Era mi primera
vez y estaba nerviosa. Porque las primeras veces siempre dan miedo. Lo
desconocido es tan aterrador como atrayente. Y yo me atreví aquella noche.
Acepté una invitación y me lancé al vacío. La oscuridad era la protagonista,
pero muy rápido una luz cenital apareció allí abajo. Delante de mis ojos había dos
figuras que al fijar la vista pude distinguir: eran dos maniquíes. La quietud
reinaba en aquellos cuerpos artificiales. Escudriñé bien: el hombre acostado en
aquel catre de la Guerra Civil tenía los pies sobresalientes, muy tiesos; el
hombre de la silla parecía no respirar.
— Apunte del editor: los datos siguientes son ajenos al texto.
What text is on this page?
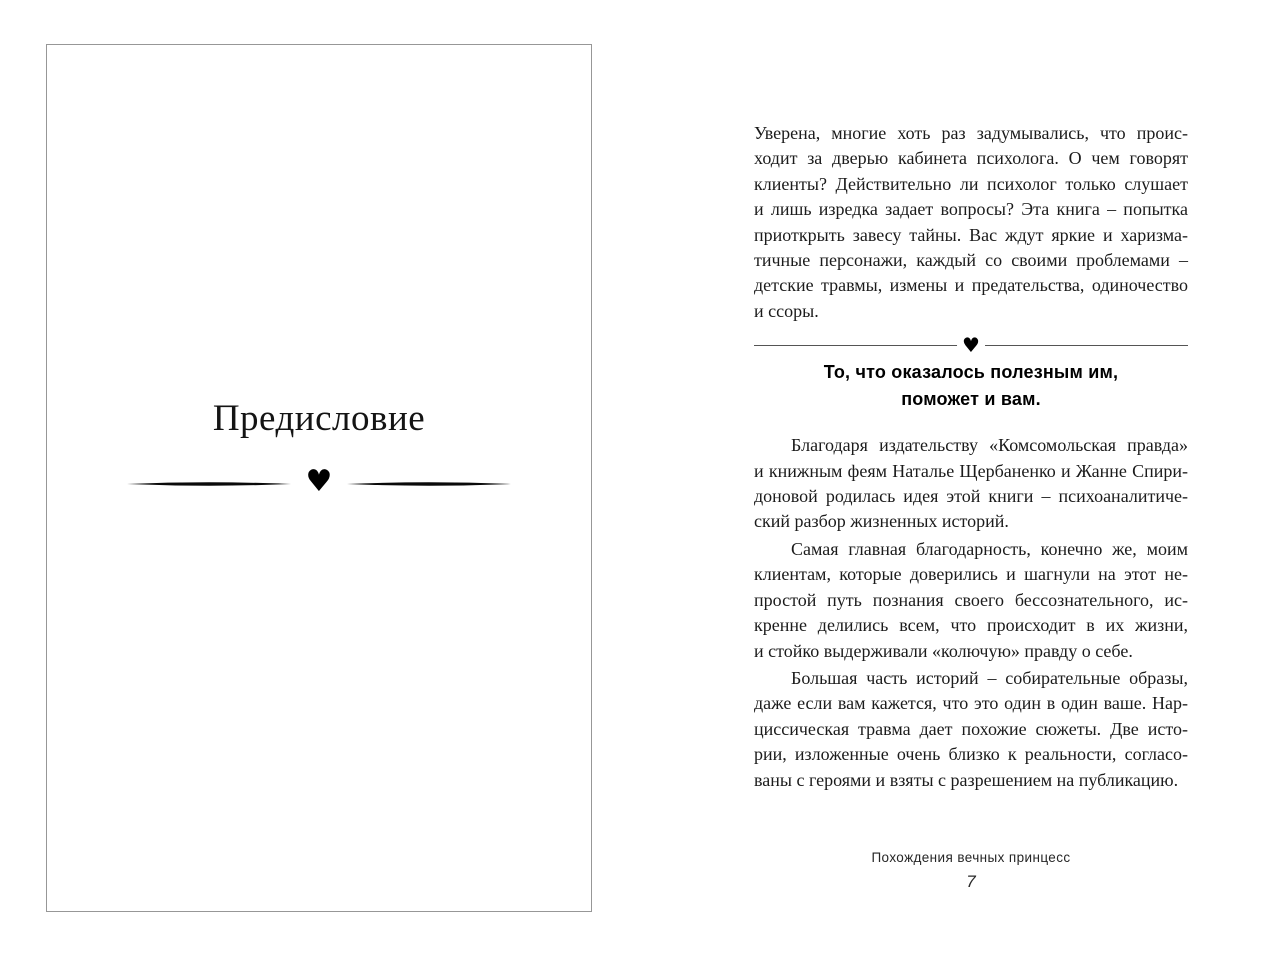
Предисловие
♥
Уверена, многие хоть раз задумывались, что проис-
ходит за дверью кабинета психолога. О чем говорят
клиенты? Действительно ли психолог только слушает
и лишь изредка задает вопросы? Эта книга – попытка
приоткрыть завесу тайны. Вас ждут яркие и харизма-
тичные персонажи, каждый со своими проблемами –
детские травмы, измены и предательства, одиночество
и ссоры.
♥
То, что оказалось полезным им,
поможет и вам.
Благодаря издательству «Комсомольская правда»
и книжным феям Наталье Щербаненко и Жанне Спири-
доновой родилась идея этой книги – психоаналитиче-
ский разбор жизненных историй.
Самая главная благодарность, конечно же, моим
клиентам, которые доверились и шагнули на этот не-
простой путь познания своего бессознательного, ис-
кренне делились всем, что происходит в их жизни,
и стойко выдерживали «колючую» правду о себе.
Большая часть историй – собирательные образы,
даже если вам кажется, что это один в один ваше. Нар-
циссическая травма дает похожие сюжеты. Две исто-
рии, изложенные очень близко к реальности, согласо-
ваны с героями и взяты с разрешением на публикацию.
Похождения вечных принцесс
7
Lo dicho: eran maniquíes. Pero NO. Eran
dos ángeles del espectáculo: Daniel Grao y Nacho Sánchez.
Cuando todo
empezó, yo ya no existía. La gente de mi alrededor tampoco existía. Una densa
niebla se esparcía por todo el ambiente y solo podía verse el escenario. Un
escenario vivo, tan vivo que parecía la realidad misma. Y yo me paralicé tanto viviendo
la angustia de sus sentimientos sumamente reales, que cuando llevaba rato llorando -ese momento en el que las lágrimas llegaban a mis pantalones. Gota a gota. Lágrima
a lágrima-, justo en ese momento empecé a ser consciente de que estaba en un teatro.
Al salir, al volver a la realidad real, ya nada fue igual que antes.
La piedra
oscura, una obra de teatro-realidad desgarradora.